De cada cinco eleitores que foram as urnas, um votou nele. Fez 266 mil votos numa soma de 1 milhão 397 mil votos válidos - 19%. Para igualar-lhe o feito, Tiririca teria que fazer 4 milhões 323 mil votos. O palhaço teve 6% dos 22 milhões 573 mil votos válidos de São Paulo. Mas o moço de Brasília, até agora, não apareceu como modelo. Tiririca, sim, está em todas, como exemplo do circo nacional. Entre um modelo ético e um palhaço, ficamos com a palhaçada.
Pelo menos na eleição presidencial estamos mostrando o paradoxo: a derrotada foi quem venceu. Marina, no primeiro turno, conquistou um segundo turno para Serra e Dilma. Para o eleitor ter mais quatro semanas para pensar. Marina veio do longínquo Acre, mais perto do Oceano Pacífico que do Atlântico. Está num partido pequeno, o PV. E conquistou quase 20 milhões de corações e mentes. Lula, enquanto foi candidato só do PT, nas três tentativas em que perdeu, só na última igualou-se a Marina em votos.

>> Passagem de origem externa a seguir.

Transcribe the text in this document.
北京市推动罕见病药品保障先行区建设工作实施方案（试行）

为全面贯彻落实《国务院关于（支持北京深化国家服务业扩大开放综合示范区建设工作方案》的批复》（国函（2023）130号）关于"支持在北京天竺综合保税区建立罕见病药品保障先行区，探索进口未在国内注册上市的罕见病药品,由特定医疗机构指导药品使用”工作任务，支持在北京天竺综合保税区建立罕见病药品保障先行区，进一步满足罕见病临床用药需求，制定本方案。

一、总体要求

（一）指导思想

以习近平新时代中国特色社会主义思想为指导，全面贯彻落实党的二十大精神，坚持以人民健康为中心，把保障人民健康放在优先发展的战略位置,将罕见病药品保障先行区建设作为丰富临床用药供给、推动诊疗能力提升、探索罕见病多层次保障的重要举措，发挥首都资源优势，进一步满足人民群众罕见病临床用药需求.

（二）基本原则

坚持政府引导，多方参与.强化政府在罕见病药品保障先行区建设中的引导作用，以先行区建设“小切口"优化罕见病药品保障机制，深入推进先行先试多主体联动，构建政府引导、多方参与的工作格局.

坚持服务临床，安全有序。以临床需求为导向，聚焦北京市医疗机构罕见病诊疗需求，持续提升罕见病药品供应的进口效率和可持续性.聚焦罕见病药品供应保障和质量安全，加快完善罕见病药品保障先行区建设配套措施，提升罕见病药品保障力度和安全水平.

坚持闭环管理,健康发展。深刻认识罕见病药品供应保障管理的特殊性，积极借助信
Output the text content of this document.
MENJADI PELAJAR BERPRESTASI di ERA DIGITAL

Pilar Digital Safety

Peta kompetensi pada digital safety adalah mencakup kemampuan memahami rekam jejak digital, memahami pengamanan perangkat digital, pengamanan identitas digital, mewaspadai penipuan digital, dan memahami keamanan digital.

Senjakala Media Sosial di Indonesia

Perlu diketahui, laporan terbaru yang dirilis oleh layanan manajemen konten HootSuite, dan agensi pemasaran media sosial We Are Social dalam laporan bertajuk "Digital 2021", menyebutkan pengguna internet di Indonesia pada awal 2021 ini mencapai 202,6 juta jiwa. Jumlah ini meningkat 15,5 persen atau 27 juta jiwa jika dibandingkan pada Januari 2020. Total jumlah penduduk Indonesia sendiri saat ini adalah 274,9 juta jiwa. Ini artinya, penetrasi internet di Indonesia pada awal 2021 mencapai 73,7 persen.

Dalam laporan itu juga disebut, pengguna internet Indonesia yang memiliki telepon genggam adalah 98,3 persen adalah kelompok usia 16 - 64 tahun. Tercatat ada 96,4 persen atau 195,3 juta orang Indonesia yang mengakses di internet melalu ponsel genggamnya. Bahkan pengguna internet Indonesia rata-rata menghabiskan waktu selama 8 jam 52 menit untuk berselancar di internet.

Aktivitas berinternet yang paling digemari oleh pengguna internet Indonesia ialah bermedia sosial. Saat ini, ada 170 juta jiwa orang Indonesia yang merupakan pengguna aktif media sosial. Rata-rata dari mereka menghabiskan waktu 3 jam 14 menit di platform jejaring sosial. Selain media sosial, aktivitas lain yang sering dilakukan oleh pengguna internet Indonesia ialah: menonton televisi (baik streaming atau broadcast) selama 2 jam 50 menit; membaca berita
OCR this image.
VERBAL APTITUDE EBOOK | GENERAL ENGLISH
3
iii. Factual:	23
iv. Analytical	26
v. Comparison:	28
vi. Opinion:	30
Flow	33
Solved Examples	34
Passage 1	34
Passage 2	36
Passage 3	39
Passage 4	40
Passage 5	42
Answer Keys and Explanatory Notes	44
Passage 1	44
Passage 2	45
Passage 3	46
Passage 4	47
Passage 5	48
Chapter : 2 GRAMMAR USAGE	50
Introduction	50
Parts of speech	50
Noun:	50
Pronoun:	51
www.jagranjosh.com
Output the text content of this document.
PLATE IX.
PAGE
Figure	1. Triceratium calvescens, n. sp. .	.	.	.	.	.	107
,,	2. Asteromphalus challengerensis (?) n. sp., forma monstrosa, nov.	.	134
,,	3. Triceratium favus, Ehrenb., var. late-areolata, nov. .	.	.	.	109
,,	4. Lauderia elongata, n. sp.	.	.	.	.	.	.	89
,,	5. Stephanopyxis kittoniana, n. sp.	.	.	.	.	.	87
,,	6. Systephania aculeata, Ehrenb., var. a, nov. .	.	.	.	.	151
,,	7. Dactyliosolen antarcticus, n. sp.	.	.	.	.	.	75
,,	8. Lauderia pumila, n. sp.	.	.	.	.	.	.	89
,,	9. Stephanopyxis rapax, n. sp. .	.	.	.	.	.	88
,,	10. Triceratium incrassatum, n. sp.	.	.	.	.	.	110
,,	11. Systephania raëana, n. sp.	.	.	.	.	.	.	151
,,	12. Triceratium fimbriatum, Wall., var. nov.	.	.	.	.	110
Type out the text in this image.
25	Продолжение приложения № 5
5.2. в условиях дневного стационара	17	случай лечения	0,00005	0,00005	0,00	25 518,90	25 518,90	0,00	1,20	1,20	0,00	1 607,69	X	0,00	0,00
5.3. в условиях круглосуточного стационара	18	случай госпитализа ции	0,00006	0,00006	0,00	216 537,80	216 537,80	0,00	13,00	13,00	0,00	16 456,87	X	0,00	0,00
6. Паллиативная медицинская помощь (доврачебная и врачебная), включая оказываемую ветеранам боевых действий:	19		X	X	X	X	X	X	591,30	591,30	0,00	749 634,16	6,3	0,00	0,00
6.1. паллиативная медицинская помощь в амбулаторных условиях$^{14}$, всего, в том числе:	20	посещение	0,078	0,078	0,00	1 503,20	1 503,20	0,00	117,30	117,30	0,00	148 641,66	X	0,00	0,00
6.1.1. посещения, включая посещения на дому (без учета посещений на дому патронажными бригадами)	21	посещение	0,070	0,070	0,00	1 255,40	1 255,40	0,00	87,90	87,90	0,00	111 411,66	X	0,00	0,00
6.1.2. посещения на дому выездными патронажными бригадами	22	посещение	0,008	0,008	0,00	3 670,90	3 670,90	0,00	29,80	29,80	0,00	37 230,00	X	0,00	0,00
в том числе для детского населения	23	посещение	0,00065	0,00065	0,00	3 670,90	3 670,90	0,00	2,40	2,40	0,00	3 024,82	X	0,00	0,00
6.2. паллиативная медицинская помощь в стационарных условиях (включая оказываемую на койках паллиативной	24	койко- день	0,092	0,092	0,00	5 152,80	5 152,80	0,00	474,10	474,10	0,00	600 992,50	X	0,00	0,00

Marina não é biônica, não é transgênica; é um produto orgânico. É gente e não sabonete embalado por marqueteiro; não é boneca de ventríloquo. Mostrou-se com personalidade, sincera, autêntica. A mesma autenticidade que a tirou do governo. Deixa essas lições para os dois que ficaram para o segundo turno. Mesmo sem a maciça propaganda e horários amplos na propaganda obrigatória, foi a quase 20 milhões de votos. Elegeu o segundo turno. E agora tem o poder de eleger presidente. Não que o eleitor dela aceite cabresto; quem votou em Marina é eleitor cabeça, que não se deixa conduzir por uma palavra de ordem de um candidato. Mas se Marina decidir subir algum palanque, ela poderá ungir a quem ela abraçar e disser: nesta pessoa, posso confiar meu projeto. Não são, Marina e Reguffe, exemplos de que nem tudo está perdido?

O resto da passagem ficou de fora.